Wer sich nicht daran hält, riskiert ein Bußgeld. Und das kann teuer werden: Strafen von 35 bis 200 Euro können verhängt werden. Häufig bleibt es aber bei Ermahnungen, sagt der Sprecher der Wasserschutzpolizei. „Viele Schwimmer sind einsichtig.“ Sind sie es nicht, lassen sich die Polizisten auch mal die Personalien der betreffenden Personen geben, bei Jugendlichen werden dann die Eltern informiert. Schwimmer unterschätzen oftmals die Gefahr, zeigt auch der Fall in Münster Ende Juni. Mit den Kollegen in Nordrhein-Westfalen steht die Wasserschutzpolizei im ständigen Austausch. Schiffschwimmer sind dort ein Problem: Die Polizei bezeichnet so Jugendliche und Erwachsene, die unbemerkt auf Schiffe klettern und runterspringen.

Lebensgefahr: Schiff

Das ist lebensgefährlich. Denn Schiffe mit spitzem Bug verdrängen das Wasser zur Seite. So entsteht eine Welle, die den Schwimmer abtreiben lässt und an die steinige Uferböschung drücken kann.

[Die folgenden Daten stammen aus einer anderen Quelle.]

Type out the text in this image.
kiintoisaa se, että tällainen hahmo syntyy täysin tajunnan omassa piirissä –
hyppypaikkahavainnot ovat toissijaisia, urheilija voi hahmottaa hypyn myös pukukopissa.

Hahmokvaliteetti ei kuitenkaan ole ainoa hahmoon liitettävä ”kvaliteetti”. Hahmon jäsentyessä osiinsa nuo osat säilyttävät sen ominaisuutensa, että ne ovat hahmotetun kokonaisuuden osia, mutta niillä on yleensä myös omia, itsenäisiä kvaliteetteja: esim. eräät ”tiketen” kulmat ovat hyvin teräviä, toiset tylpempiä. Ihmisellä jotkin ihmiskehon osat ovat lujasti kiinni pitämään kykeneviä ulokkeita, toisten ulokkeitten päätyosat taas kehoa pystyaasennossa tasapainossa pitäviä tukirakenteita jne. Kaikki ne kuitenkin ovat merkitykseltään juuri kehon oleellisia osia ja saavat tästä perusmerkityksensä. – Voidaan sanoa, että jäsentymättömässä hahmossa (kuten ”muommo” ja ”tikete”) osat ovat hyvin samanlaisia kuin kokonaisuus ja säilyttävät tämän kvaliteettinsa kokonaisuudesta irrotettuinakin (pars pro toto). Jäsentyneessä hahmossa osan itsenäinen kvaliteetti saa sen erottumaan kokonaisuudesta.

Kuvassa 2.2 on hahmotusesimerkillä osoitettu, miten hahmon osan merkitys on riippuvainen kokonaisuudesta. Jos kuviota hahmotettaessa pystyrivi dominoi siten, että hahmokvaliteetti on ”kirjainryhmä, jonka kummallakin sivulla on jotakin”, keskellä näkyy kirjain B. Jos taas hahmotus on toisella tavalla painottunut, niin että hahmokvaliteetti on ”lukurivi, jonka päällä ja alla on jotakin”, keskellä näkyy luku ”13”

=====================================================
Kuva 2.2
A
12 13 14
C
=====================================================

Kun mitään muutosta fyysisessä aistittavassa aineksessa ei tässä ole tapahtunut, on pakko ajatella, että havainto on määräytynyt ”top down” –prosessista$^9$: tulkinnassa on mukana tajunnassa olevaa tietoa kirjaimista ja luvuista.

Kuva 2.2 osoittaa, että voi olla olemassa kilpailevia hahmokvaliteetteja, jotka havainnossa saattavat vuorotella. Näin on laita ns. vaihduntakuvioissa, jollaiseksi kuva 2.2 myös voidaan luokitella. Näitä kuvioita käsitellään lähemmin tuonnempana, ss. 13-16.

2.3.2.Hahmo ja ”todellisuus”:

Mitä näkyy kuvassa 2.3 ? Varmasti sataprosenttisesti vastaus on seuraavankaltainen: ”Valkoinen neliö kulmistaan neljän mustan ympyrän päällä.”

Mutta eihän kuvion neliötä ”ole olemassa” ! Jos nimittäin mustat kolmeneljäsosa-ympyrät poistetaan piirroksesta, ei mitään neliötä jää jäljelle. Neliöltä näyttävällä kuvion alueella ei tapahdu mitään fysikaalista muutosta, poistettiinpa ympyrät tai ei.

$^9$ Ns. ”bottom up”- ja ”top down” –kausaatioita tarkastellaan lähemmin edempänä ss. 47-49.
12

Zusätzlich entsteht durch die Vorwärtsbewegung des Schiffes und die Arbeit der Schiffsschraube ein starker Sog. Wer sich dann in Höhe des Schiffes befindet, kann leicht in Richtung Schiffsschraube gezogen werden. Im Emsland springen Waghalsige verbotenerweise von Brücken und anderen Bauwerken, aber nicht von Schiffen. „Probleme wie in Münster haben wir hier zum Glück nicht“, sagt der Polizeisprecher.